Crystallinity is generally regarded as one of several metrics that are used to define optimum bone material properties. Shifting of bone mean crystallinity and increasing crystallinity variability over time have been associated with bone fragility [1, 2]. Bone mineral crystallinity generally increases with age [3, 4]; and higher crystallinity is characteristic of osteoporotic bone [5–7].

Bone is a dual-phase material composed of an organic matrix reinforced with a rigid mineral. The main component of the organic phase is type I collagen (~90%), along with small amounts of heterotypic collagens and various non-collagenous proteins and polysaccharides [8, 9]. Bone mineral, on the other hand, has a structure similar to the mineral calcium hydroxyapatite, Ca₁₀(PO₄)₆(OH)₂. However, unlike calcium hydroxyapatite, bone mineral is poorly crystalline and nonstoichiometric. In addition to very small amounts of other ions (such as Na⁺, Mg²⁺, F⁻), bone mineral contains 5–8 wt% CO₃²⁻. Predominantly, the carbonate is present as B-type carbonate, i.e. with carbonate substituting for phosphate ions [10, 11].

Synthetic B-type carbonated apatites (CAps) are commonly used as model compounds for investigating chemical properties of bone mineral, and have been the subject of extensive research due to their importance in a variety of biomedical applications such as grafts and scaffolds for reconstructing or regenerating bone defects, osteoconductive implant coatings, and vehicles for drug delivery [12, 13]. Several research groups have synthesized bone-like apatites under near-physiological conditions [14, 15]. The biological response to synthetic apatites, both in vitro and in vivo, depends, in part, on the degree of carbonation and crystallinity of the apatite.

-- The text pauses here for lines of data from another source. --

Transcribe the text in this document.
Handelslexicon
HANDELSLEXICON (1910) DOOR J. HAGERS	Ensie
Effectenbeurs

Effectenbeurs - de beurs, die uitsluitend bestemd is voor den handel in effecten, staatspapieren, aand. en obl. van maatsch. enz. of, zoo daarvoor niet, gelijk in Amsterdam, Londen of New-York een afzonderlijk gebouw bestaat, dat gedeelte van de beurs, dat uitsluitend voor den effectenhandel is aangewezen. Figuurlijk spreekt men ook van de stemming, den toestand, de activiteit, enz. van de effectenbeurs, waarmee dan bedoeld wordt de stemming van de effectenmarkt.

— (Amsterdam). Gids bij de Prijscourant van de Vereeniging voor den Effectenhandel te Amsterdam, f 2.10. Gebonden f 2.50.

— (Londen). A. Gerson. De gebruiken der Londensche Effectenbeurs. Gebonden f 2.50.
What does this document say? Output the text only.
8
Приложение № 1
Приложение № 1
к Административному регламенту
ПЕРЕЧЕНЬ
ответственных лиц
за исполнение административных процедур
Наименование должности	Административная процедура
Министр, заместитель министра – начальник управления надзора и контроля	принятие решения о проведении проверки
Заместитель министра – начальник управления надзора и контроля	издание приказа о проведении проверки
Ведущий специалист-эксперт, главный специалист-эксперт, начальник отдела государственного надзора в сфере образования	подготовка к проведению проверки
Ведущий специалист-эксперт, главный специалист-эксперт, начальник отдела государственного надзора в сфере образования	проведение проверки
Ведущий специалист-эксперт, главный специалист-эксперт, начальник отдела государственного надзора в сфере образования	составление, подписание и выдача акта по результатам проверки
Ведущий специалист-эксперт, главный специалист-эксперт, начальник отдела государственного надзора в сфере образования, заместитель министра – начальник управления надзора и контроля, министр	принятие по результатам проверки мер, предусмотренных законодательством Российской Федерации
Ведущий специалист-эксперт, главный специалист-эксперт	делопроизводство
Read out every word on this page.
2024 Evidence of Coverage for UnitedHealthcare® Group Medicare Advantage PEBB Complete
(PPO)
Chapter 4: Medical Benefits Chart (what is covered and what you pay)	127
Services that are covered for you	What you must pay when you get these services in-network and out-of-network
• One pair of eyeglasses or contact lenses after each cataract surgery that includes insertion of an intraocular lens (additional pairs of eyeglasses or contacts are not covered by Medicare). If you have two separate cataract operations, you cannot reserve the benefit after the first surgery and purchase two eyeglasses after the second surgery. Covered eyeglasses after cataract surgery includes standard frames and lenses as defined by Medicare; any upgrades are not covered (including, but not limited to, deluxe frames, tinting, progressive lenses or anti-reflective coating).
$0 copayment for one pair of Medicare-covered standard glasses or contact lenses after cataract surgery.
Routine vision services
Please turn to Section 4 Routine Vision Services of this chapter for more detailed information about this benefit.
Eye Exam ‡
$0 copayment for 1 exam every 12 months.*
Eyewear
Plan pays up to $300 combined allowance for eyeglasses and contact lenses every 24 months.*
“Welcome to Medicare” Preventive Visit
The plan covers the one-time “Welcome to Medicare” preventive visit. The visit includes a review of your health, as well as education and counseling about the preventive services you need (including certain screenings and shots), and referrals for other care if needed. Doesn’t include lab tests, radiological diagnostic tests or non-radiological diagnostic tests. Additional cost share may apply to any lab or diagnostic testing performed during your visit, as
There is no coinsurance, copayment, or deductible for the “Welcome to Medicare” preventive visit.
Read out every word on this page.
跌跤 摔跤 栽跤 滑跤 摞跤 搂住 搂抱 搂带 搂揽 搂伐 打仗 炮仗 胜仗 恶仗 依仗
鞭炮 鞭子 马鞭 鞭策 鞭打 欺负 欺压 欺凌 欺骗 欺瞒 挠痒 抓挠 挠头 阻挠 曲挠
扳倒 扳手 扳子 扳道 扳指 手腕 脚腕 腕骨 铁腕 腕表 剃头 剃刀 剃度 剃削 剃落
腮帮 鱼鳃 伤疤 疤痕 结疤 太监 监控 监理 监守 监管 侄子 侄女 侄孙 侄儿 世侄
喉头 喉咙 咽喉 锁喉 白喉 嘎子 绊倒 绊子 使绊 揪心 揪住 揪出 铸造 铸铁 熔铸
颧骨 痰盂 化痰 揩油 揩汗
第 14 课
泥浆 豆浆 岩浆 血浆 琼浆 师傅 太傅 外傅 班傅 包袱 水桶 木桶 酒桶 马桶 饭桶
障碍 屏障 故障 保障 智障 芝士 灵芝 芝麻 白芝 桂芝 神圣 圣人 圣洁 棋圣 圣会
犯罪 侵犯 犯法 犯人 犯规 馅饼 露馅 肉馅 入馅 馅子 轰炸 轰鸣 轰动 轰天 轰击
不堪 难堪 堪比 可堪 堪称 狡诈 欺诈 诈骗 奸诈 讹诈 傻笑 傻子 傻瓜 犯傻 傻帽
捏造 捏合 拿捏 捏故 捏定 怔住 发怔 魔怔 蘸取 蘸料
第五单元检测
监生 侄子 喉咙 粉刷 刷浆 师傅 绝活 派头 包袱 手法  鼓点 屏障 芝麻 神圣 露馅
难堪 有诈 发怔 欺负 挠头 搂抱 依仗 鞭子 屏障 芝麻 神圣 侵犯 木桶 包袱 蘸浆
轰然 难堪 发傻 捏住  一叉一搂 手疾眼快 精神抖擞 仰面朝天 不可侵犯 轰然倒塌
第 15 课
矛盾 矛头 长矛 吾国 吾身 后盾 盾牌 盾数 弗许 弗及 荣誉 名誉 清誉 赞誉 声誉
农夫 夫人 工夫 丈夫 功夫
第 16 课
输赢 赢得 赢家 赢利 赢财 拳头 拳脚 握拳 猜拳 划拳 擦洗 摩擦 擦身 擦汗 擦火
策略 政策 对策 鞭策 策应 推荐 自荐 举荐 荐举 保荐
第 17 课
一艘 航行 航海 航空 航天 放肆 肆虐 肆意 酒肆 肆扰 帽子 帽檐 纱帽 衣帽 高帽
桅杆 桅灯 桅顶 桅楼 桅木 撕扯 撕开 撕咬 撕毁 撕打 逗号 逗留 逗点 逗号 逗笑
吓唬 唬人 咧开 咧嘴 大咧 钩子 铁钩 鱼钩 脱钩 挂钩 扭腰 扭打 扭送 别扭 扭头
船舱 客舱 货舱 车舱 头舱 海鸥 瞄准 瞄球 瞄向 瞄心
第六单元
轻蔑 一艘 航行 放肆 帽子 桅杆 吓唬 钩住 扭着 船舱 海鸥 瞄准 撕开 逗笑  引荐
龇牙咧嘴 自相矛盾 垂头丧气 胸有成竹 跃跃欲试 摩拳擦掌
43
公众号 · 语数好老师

In X-ray diffraction (XRD) crystallography, apatite crystallinity is conventionally defined by the Debye-Scherrer equation, where average size of the crystalline domains along a crystallographic dimension is inversely proportional to the full-width at half-maximum (FWHM) of a reflection band along that axis. C-axis crystallinities were used for apatite sizing throughout this study because crystallites in bone are elongated mostly along the c-axis [16, 17]. Lattice strain also contributes to reflection band broadening, which can have a contribution in imperfect crystallites. Although crystal length measures can be separated from lattice strain as part of a Rietveld refinement, such analyses can introduce a considerable amount of error and are not often used in studies of nonstoichiometric minerals and bone, where crystallinity is typically low [3, 18, 19].

Similar crystallinity/inverse bandwidth relationships are also used in spectroscopic techniques for mineral analysis. Fourier transform infrared spectroscopy (FTIR) has long been used for measuring mineral crystallinity in bone and apatite [7, 20]. While FTIR bandwidths are sensitive to crystallinity, band area ratios also indicate crystallinity and are the preferred metric for most bone applications [7, 20–22]. Akkus and co-workers have correlated CAp crystallinity and inverse Raman bandwidths, and have applied these correlations to bone mineral [23–25]. Similar Raman/crystallinity correlations have been reported by Kazanci et al. [26] and Turunen et al. [27]. Linear correlations with powder diffraction data rather than calculations from a governing equation are usually used to define crystallinity in these techniques.

Solid-state NMR spectroscopy is a powerful tool to obtain high-resolution structural information on apatite and bone mineral at the atomic-level [28–33]. ³¹P and ⁴³Ca magic-angle spinning (MAS) NMR experiments have been used to study structural changes in apatite and bone mineral [34–40]. Over the past decade, solid-state NMR methodologies have also been used to study the crystallinity of semi-crystalline polymers [41–43]. To the best of our knowledge, no analogous correlations have been reported for solid-state nuclear magnetic resonance (NMR) data on CAps or bone, although broader NMR line shapes have been observed in disordered minerals [38, 44, 45].

In this study, we hypothesized that apatite crystallinity measures are obtainable from ³¹P NMR spectra and that an inverse linewidth relationship exists, similar to Raman spectra of bone mineral. We undertook a systematic study, by NMR and Raman spectroscopy, of the crystallinity of synthetic carbonated apatites and we investigated the applicability of the same measures to two examples of bone mineral from bovine femur and murine femur. The bone samples are representative of the typical carbonate levels in bone mineral while the synthetic CAps span a much broader range of carbonate substitution than naturally occurs in bone. The results from ³¹P MAS NMR measurements on the series of B-type CAps with various carbonate levels were analyzed and compared with crystallinity measurements performed by powder X-ray diffraction (XRD) and Raman spectroscopy. ³¹P NMR isotropic chemical shifts and their linewidths (FWHM) were extracted from the experimentally measured line shapes, and related to percent carbonation. Bovine and murine bone powders were also studied by these spectroscopies and compared to the CAps. While crystallinity by XRD provides information about the crystal domain size, we supplemented our measurements with atomic force microscopy (AFM) as a direct measure of total particle size irrespective of axis orientation. AFM has been used as a direct measure of bone mineral nanoparticles, and more recently, periodicity of bone matrix spacings [18, 46, 47].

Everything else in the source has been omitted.